With its sixth-annual Winterfest following the decades-long tradition of winter festivals, UB once again established that snow and ice isn’t all bad – and that students here occasionally manage to enjoy Buffalo’s admittedly unenjoyable winters.
Student Life, which organized Saturday’s event, does an admirable job of offering activities that appeal to university students, like the ever-popular broomball and the more traditional ice skating and snowman building.
Offering free food at Winterfest – the trendy “chili in a bag” – is also a savvy move by event organizers, because arguably nothing attracts college students quicker than complimentary snacks.
Equally important, the more competitive games help students stay warm out on the ice and in the snow.
Winterfest may seem like a simple opportunity to have some free fun – and it is – but it’s also a useful break in the tedium of trudging through snow and cursing the weather. Helping students remember that winter can be fun, with a little effort, is an admirable task, done well by Student Life.
The festival cost around $3,000, according to the co-chair for the event. Funded in part by Campus Living, Winterfest is also paid for with students’ mandatory activity fee. Events like this one, which don’t carry a hefty price tag, are an appealing use of such fees.
But it does demonstrate the ongoing issue at the heart of the activity fee. Though the festival was easily accessible for students living on North Campus, or who happened to be on campus that Saturday, students living on South Campus or in neighboring areas were simply left out in the cold – or in this case, left out of it.

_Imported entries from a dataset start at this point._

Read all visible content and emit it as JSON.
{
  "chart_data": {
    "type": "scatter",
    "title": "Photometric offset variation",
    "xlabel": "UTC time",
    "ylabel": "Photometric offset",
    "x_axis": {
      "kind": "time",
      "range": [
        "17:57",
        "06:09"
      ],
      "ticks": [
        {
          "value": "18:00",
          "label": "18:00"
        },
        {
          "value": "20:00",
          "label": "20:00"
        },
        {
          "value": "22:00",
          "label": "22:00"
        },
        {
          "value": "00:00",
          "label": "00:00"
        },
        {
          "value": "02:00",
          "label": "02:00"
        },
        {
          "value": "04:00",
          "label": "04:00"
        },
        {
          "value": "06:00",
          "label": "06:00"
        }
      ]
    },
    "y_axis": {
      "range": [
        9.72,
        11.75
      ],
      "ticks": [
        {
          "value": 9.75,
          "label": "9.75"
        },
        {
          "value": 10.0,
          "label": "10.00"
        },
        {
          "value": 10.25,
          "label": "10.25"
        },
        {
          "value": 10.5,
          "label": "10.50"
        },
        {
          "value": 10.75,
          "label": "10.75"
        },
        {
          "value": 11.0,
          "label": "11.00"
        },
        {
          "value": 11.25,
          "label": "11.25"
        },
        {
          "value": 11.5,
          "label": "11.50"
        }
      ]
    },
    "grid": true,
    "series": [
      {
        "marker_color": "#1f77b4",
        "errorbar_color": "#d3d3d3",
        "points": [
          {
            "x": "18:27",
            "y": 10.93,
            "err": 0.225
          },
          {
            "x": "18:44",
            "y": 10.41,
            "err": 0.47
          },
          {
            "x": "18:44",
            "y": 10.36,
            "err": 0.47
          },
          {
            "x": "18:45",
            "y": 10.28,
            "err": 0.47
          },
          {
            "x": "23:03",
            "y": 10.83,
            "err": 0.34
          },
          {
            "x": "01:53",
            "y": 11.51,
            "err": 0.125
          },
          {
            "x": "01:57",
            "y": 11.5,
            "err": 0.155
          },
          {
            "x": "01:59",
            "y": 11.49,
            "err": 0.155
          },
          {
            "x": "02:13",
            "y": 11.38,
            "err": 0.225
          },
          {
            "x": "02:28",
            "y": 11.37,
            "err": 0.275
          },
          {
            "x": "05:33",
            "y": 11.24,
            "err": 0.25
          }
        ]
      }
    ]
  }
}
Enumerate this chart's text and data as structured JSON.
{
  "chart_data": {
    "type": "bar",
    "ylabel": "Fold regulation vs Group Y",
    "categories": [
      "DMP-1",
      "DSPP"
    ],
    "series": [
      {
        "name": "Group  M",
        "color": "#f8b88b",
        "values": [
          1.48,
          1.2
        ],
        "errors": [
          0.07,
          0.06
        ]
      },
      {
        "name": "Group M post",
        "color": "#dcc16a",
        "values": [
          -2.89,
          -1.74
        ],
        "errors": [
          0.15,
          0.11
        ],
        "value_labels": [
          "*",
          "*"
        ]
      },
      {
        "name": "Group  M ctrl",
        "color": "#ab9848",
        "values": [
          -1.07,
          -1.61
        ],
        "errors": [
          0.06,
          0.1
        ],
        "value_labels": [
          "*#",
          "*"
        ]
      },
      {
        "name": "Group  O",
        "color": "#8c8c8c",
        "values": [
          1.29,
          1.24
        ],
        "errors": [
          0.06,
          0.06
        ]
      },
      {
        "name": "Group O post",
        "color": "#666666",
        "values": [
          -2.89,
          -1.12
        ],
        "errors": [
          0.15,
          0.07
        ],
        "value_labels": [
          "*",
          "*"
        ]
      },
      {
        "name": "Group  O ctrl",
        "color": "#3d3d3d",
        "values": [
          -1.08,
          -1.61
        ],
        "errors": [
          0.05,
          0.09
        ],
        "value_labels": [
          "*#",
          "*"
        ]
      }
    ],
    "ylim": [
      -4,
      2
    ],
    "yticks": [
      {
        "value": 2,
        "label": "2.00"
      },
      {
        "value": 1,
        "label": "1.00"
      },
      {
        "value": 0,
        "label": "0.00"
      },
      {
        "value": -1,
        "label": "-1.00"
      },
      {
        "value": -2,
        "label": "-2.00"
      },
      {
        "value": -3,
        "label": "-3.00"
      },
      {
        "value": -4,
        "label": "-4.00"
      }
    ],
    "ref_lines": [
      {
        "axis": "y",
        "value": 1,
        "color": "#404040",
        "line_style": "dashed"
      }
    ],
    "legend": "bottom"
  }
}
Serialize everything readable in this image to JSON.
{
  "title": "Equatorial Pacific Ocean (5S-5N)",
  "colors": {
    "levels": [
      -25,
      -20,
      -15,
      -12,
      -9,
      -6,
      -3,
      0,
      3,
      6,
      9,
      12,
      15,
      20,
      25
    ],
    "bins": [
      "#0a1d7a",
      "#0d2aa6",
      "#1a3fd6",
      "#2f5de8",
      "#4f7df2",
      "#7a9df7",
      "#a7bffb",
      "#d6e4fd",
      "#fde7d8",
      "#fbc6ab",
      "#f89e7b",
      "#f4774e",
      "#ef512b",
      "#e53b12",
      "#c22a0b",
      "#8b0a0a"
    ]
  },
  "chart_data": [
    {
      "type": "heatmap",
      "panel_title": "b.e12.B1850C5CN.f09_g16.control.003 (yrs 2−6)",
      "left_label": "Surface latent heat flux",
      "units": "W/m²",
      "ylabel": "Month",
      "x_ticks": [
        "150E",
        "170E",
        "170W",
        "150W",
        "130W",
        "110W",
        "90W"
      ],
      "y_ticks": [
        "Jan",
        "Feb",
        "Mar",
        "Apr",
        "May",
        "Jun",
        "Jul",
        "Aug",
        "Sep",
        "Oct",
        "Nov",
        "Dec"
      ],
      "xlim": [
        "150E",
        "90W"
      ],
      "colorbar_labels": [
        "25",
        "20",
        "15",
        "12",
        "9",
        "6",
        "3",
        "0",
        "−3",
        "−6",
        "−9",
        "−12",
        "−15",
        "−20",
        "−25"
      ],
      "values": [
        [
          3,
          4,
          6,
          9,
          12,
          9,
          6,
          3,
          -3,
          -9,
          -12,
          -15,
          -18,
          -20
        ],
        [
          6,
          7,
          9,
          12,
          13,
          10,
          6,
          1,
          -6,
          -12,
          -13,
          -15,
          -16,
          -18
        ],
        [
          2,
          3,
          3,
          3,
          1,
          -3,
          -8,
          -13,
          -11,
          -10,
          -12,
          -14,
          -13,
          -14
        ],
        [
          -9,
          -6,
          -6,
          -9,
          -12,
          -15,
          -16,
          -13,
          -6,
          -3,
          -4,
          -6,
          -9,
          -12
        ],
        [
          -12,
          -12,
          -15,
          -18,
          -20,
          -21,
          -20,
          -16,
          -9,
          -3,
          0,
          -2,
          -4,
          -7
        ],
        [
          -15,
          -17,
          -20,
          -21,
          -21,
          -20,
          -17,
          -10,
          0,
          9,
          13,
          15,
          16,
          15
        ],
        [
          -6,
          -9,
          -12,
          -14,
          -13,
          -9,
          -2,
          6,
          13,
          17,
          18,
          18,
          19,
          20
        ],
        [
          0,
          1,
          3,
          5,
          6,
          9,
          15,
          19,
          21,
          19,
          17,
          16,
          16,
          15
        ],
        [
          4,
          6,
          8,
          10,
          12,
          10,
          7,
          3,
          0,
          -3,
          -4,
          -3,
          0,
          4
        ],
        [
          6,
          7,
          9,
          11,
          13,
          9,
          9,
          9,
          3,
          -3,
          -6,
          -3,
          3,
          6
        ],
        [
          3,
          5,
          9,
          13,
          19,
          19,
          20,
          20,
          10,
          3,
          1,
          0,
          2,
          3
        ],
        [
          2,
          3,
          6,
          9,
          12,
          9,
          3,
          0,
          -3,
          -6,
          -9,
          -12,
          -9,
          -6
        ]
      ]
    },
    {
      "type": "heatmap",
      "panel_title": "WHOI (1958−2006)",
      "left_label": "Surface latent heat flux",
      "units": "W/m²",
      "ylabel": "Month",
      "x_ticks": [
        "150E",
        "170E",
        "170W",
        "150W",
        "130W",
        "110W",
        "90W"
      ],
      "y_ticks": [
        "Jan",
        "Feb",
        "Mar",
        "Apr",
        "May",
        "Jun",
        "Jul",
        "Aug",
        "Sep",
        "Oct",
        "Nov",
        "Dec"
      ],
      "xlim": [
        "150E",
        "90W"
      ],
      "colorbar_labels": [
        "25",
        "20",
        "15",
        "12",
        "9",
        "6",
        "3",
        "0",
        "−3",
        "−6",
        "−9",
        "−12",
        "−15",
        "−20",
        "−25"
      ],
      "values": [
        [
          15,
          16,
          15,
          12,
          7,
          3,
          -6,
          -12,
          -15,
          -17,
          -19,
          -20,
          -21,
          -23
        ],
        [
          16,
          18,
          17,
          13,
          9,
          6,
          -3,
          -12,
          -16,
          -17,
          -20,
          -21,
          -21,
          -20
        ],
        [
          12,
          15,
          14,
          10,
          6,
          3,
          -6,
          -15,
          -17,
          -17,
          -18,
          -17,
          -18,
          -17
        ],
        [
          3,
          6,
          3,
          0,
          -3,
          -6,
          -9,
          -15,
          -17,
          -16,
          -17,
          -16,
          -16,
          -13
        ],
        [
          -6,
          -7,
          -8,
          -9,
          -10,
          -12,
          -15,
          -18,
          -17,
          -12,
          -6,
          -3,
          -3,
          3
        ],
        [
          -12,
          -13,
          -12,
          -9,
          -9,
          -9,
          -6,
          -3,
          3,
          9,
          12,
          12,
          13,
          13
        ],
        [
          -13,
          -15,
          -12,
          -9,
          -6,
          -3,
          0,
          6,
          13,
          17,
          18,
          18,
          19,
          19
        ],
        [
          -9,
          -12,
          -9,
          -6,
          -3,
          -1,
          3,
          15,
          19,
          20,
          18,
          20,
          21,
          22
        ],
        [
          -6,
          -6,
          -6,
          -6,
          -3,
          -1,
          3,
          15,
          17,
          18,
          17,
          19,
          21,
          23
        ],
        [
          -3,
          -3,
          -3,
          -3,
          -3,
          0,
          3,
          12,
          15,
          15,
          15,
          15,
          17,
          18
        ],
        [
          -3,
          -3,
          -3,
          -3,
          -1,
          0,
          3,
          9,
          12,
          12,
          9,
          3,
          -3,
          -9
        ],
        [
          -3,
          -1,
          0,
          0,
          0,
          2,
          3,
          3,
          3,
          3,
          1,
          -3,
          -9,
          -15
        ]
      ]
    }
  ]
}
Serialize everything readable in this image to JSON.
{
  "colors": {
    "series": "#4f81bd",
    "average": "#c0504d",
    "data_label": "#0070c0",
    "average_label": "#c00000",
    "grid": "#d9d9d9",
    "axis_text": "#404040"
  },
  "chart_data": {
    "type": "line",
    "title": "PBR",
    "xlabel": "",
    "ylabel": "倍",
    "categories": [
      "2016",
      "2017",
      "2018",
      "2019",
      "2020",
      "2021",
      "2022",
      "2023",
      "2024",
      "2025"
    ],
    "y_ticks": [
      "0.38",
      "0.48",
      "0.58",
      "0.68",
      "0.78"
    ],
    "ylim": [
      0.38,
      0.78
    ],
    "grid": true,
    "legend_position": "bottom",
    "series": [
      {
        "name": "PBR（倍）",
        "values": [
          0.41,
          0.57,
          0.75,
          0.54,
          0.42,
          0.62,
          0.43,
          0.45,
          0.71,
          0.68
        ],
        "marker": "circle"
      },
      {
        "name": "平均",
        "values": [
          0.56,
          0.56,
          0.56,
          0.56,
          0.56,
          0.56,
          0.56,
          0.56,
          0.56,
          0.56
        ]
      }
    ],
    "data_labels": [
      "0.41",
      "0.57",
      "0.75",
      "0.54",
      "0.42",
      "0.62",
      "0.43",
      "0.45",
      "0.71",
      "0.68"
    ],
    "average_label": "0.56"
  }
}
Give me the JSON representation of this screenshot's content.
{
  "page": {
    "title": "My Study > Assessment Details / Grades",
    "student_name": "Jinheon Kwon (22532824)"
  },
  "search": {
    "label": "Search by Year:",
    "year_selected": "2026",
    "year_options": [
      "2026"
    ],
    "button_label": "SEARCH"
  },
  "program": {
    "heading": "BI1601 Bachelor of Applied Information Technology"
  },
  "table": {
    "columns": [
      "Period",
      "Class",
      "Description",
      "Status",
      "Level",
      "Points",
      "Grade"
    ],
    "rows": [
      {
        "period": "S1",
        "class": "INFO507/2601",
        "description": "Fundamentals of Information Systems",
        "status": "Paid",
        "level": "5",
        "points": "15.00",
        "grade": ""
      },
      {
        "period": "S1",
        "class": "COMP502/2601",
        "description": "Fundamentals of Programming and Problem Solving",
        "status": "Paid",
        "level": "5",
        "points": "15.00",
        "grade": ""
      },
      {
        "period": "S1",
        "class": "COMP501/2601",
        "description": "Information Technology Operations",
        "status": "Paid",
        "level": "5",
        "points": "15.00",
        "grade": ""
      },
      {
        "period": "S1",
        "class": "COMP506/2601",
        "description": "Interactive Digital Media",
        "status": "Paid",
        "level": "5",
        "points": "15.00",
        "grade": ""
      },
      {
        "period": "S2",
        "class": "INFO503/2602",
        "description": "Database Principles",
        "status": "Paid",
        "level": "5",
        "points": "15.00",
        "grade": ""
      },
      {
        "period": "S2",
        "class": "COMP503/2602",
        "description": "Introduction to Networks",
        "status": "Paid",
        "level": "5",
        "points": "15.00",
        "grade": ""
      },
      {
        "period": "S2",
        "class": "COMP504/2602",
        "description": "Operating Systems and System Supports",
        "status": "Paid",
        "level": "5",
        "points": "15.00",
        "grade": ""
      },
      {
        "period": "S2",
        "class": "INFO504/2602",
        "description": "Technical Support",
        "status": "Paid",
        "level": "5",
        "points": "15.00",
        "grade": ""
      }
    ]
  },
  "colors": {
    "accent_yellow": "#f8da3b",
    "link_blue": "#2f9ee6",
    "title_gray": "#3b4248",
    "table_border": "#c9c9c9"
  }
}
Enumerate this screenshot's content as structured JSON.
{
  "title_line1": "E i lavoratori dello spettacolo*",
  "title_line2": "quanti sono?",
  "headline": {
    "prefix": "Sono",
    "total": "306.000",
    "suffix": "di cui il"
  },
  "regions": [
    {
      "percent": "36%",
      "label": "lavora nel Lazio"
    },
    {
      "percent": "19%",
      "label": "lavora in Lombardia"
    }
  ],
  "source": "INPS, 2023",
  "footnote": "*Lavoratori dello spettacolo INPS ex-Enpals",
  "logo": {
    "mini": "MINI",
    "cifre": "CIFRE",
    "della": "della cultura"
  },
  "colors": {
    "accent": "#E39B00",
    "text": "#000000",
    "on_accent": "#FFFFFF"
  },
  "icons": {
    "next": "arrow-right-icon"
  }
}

Offering some smaller-scale activities on South Campus could help include students living in the Heights areas, and in the dorms on the campus, while also promoting the festival’s main events.
Because despite the largely positive reviews from students who participated in Winterfest activities, there simply weren’t that many students who joined in – attendance numbered in the hundreds.
Like last year, when about 400 students participated, the festival didn’t attract large numbers of students – which is a shame.
In order to justify the cost and get more students to take advantage of the event, more promotion is needed – advertising exciting prizes and competitive activities could help draw more students to the festival.
Equally important, increased accessibility would improve attendance.
The festival ran from noon to 10:00 p.m. this year, an improvement from last year’s brief, five-hour span. Offering activities on more than one day would also make it easier for more students to attend.
If Winterfest could occur on a Friday and Saturday, students who commute to North Campus for their classes would have the opportunity to participate.
The event’s organizers have expressed that they’d like to see increased attendance at Winterfest, and accomplishing that is entirely up to them. Student Life does a great job with Winterfest. The festival is consistently well organized and greatly enjoyed – but only by the students fortunate enough to have the chance to attend.